Fed. Appeals Court Rejects California Game Law
We feel like we've been here before, and in fact, we have. Sort of, at
least. The same hotly debated video game law in California has come to
the forefront of attention once more, with a federal appeals court
striking down the law that sought to bar minors from purchasing or
renting games that were deemed too violent. The 9th United States
Circuit Court of Appeals ruled that the original 2005 law "violates
minors' rights under the Constitution's First and 14th amendments." The three judge panel's unanimous ruling upholds an earlier ruling in the United States District Court.
If it would have passed, the law would have prohibited the rental
or sale of "violent" (who determines that, we wonder?) video games to
anyone under 18. Furthermore, it would have created "strict labeling
requirements for video game manufacturers."

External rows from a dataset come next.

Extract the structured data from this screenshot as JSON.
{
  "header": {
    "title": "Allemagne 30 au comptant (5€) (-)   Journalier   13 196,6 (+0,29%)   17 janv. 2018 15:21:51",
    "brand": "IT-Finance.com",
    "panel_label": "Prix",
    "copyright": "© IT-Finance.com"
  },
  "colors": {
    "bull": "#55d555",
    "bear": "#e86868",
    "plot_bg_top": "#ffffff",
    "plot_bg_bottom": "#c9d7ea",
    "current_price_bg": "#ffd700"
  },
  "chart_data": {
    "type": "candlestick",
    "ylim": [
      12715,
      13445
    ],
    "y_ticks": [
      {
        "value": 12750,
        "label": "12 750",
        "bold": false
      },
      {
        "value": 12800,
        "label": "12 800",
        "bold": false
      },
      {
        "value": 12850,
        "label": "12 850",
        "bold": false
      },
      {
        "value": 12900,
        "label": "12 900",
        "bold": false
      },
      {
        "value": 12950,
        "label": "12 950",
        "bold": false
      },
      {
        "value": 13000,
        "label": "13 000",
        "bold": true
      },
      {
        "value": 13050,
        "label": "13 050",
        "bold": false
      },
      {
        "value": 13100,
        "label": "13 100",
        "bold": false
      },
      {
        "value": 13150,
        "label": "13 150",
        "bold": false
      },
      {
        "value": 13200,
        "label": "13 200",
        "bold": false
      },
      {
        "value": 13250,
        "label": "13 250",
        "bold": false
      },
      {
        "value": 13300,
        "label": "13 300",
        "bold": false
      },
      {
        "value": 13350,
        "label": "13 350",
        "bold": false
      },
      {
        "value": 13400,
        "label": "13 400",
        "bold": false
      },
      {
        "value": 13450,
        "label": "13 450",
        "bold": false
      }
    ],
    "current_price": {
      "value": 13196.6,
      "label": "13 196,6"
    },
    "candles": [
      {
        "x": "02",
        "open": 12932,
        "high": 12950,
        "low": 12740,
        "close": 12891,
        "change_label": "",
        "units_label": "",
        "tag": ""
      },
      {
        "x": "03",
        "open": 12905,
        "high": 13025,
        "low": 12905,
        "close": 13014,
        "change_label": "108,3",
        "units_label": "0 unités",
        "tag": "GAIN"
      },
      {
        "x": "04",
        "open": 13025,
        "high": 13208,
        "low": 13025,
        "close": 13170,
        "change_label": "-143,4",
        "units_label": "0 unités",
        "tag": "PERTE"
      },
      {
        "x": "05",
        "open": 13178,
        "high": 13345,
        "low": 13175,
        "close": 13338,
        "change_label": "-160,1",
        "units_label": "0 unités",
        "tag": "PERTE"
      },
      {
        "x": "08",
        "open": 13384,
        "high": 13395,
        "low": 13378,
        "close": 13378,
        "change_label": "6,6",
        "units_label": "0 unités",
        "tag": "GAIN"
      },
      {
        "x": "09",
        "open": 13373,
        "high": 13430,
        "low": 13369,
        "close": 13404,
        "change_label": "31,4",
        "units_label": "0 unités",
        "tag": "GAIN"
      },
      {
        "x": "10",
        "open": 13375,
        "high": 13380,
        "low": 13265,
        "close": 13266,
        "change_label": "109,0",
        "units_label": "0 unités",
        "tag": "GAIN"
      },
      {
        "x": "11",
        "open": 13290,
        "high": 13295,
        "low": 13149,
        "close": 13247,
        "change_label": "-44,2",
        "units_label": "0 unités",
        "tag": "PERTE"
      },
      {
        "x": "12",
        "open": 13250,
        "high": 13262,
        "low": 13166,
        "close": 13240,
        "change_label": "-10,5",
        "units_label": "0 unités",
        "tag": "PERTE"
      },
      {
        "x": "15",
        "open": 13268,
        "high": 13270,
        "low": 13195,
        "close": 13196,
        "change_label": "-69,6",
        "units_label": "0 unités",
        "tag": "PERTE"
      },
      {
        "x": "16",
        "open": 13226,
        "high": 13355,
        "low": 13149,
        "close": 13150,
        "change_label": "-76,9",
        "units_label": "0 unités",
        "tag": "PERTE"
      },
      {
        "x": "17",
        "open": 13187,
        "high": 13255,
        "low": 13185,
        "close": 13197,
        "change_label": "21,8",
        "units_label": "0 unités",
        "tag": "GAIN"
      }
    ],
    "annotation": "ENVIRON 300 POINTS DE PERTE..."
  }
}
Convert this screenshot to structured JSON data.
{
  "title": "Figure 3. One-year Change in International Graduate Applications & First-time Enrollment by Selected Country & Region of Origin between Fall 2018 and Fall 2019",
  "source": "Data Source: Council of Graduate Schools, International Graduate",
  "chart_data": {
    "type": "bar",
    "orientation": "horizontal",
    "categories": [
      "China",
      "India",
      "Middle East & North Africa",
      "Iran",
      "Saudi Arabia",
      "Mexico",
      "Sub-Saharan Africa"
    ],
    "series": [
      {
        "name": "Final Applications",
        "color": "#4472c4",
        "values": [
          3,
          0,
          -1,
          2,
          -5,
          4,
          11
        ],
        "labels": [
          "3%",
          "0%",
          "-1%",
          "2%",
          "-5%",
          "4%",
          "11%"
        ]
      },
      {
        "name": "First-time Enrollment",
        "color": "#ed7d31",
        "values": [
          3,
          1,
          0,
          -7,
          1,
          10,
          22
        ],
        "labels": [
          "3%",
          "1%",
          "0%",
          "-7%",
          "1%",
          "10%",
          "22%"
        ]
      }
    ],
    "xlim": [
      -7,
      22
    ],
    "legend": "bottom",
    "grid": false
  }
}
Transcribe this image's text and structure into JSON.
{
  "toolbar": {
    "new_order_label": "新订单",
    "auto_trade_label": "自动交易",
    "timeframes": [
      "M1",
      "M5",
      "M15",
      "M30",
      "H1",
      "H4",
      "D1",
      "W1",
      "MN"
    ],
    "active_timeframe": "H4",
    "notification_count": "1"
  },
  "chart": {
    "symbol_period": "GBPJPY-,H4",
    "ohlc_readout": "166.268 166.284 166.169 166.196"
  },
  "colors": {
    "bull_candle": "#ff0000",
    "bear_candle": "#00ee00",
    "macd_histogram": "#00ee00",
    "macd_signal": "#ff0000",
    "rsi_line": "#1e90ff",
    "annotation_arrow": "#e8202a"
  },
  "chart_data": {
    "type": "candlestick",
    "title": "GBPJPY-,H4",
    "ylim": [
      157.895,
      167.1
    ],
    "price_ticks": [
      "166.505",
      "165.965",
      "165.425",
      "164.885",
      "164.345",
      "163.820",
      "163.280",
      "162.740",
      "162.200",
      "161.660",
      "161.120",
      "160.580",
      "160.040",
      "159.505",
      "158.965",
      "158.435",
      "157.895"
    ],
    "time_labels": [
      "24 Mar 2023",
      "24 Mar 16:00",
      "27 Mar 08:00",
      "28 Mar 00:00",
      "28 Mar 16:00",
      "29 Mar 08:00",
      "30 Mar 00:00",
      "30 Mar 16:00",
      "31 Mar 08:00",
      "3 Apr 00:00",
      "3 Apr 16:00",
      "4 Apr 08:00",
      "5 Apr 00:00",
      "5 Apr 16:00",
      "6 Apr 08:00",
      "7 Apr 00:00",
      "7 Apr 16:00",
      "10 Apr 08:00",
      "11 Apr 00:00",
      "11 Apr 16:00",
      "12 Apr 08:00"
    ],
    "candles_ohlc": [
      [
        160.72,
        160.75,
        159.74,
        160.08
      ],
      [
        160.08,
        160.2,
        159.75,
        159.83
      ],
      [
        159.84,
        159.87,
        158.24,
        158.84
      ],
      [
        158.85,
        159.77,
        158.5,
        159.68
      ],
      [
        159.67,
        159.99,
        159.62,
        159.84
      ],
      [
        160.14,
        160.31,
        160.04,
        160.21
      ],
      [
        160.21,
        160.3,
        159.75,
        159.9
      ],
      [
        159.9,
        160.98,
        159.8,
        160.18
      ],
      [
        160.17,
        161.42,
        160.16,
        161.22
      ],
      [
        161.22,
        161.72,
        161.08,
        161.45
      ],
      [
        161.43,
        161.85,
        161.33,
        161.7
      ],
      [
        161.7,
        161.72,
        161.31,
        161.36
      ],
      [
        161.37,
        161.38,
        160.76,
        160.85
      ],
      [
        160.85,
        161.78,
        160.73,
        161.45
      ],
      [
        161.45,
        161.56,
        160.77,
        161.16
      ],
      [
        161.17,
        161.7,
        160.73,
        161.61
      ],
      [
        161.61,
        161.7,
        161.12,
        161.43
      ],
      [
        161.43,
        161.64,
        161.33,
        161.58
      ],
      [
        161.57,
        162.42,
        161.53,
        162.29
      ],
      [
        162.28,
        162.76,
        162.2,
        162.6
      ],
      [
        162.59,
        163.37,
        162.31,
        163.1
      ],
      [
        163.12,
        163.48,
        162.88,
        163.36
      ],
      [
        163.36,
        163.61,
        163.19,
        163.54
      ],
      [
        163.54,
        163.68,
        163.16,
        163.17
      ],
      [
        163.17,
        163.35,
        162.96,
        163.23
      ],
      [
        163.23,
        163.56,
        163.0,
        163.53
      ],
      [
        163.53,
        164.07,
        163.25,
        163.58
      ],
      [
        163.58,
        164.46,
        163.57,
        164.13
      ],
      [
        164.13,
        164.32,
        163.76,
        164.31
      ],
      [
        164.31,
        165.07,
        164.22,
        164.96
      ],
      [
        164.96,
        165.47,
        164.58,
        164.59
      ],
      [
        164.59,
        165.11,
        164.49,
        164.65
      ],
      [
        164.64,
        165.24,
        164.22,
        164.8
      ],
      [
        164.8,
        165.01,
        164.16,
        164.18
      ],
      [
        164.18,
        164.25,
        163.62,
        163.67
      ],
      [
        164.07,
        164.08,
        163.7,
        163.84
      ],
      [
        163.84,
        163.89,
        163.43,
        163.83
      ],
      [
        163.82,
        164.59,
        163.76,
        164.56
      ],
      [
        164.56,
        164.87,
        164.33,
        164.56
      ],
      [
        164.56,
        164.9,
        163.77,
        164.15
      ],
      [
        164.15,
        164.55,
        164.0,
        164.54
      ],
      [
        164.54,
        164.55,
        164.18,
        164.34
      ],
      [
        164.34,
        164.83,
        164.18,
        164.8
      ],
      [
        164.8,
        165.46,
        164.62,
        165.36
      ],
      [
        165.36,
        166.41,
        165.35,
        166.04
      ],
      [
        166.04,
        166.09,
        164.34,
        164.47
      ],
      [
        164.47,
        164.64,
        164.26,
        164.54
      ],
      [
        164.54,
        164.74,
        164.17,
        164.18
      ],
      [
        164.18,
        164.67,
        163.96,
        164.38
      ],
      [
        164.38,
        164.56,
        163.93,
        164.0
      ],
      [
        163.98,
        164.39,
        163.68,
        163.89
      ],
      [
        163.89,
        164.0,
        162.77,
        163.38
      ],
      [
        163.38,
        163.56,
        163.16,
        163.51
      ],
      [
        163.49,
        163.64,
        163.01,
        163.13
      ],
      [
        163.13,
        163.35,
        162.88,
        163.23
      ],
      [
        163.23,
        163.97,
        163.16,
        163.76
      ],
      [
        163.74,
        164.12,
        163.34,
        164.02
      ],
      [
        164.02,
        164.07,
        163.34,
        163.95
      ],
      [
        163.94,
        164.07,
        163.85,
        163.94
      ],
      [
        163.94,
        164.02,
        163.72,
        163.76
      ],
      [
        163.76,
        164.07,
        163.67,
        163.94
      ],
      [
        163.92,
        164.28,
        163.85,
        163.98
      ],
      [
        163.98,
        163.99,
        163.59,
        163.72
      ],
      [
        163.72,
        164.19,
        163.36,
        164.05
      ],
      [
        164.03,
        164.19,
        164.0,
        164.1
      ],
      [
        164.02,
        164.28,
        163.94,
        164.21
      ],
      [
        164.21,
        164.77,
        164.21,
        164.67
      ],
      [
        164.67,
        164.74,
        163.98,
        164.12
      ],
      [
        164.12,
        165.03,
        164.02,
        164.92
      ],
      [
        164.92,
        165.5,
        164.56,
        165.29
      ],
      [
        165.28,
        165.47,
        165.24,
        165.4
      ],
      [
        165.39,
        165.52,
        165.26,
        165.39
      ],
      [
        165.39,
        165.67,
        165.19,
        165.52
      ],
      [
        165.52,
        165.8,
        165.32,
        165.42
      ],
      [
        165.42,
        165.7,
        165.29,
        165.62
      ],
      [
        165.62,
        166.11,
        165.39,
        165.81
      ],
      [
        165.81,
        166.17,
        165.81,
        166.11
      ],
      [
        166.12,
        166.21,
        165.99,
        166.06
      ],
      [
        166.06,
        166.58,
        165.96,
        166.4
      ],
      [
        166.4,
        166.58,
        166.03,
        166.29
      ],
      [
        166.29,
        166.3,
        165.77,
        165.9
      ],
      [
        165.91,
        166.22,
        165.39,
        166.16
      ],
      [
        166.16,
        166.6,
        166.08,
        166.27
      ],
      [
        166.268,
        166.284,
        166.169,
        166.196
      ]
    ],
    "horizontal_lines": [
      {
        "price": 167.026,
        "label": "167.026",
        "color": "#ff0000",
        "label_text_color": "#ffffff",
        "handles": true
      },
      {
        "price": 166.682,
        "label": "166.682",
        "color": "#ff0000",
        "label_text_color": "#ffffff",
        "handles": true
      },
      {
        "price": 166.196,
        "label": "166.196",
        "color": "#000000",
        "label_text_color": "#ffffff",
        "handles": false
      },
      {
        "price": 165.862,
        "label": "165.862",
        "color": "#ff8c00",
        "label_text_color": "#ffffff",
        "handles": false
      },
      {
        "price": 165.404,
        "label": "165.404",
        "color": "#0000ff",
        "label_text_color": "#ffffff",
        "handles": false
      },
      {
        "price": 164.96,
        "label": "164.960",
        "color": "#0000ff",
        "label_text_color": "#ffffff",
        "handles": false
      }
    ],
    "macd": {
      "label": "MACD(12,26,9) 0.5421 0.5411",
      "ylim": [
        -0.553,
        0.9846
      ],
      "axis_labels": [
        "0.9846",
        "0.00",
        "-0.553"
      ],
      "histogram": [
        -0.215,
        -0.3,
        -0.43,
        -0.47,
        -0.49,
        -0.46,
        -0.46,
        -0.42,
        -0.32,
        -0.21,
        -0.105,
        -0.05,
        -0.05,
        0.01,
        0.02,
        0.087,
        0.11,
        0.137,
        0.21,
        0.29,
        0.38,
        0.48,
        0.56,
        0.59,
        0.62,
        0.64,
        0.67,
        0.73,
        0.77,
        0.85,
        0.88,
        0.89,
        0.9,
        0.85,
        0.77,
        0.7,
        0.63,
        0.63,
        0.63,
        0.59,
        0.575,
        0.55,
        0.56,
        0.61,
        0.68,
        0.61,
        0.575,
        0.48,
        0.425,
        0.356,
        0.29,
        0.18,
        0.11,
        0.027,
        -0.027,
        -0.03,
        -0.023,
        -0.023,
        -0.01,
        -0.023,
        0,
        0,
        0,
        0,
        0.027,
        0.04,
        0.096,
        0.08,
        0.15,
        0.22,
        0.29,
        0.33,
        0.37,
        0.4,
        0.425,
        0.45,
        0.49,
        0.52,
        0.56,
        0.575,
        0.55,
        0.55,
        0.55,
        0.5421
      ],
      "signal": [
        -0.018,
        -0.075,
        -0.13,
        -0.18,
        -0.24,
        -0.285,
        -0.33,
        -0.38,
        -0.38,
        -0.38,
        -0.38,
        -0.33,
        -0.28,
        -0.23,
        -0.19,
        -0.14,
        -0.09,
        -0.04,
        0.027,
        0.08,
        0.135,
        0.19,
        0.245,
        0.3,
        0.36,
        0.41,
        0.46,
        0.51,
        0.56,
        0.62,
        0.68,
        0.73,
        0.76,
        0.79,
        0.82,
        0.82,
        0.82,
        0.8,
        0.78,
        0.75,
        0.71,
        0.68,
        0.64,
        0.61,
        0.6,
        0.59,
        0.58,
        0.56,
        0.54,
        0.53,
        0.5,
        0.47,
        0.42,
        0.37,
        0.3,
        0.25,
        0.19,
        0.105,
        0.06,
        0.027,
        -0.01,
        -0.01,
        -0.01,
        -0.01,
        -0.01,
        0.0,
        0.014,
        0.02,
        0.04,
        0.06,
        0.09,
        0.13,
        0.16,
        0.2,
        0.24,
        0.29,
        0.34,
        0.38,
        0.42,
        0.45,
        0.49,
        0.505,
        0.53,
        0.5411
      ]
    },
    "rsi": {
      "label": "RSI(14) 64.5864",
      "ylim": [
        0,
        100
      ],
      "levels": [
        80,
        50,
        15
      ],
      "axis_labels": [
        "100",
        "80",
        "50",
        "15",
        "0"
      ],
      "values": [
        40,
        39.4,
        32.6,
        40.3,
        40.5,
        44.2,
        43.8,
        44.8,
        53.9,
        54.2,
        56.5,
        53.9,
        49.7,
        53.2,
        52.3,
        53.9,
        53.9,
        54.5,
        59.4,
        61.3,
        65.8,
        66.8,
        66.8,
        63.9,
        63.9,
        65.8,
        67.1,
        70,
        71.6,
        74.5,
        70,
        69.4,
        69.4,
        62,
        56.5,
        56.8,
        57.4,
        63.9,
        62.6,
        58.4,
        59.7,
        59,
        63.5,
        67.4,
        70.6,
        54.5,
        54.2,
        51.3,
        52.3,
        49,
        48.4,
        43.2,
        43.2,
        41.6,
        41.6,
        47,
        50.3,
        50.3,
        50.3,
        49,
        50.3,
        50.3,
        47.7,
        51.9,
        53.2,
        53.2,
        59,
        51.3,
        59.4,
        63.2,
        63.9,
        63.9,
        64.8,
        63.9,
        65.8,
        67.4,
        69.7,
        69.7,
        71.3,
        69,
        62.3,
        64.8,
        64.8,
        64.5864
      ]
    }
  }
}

Judge Consuelo Callahan stated that there were simply better and less
restrictive ways to protect minors from violent games, most notably, to
give parents the ability to block certain rated titles on game
consoles. The decision makes a strong stand to say that the government
doesn't feel that it should be determining what a minor can or cannot
handle in terms of violence within games, and we must say that we
completely agree with that notion.
Sen. Leland Yee, a Democrat and child psychologist from San Francisco, had this to say on the matter: "We
need to help empower parents with the ultimate decision over whether
or not their children play in a world of violence and murder." We concur on all points. If the government were allowed to
determine a threshold of acceptable violence here, what else could it
begin to regulate? We shutter at the mere thought of that.